Whilst home insurance is taken with the purpose to leave many home owners feeling secure about their properties, it is unfortunate that knowing their level of cover cannot aid the discomfort that now grows with many mortgage holders.
The latest news reports indicate that home repossession has risen by a substantial 41% since January of this year.
Current figures from The Council of Mortgage Lenders (CML), released today, showed that a total number of 18,900 repossessions took place in the first half of the year, which is a 48% rise since last year.
As a result of the economic slowdown many homeowners are finding it hard to repay their mortgages, forcing ordinary families to give back their properties to their mortgage lenders.
Sue Edwards of the charity Citizens Advice said that “In too many cases lenders are still not doing everything they can to help burrowers in trouble,”
The rise and response from lenders is having a demoralising affect on homeowners and families, leaving them feeling insecure about their homes and losing trust in the government.

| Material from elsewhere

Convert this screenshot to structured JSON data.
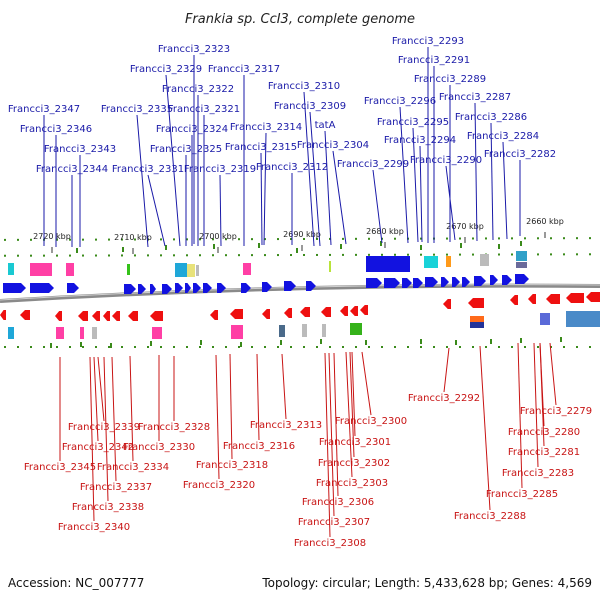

Whilst some have already reached the stage of no return, there are many who may still be able to get help and consequently change their situation around. This is in need as results have also confirmed a rise in the number of mortgage holders behind with their payments. Many charitable organisations are speaking out and suggesting to those who are in this predicament to start seeking professional advice. Advice should be obtained from organisations such as Shelter, Citizen Advice Bureau, and definitely from their mortgage lenders. The aim is to receive helpful financial advice before it is too late.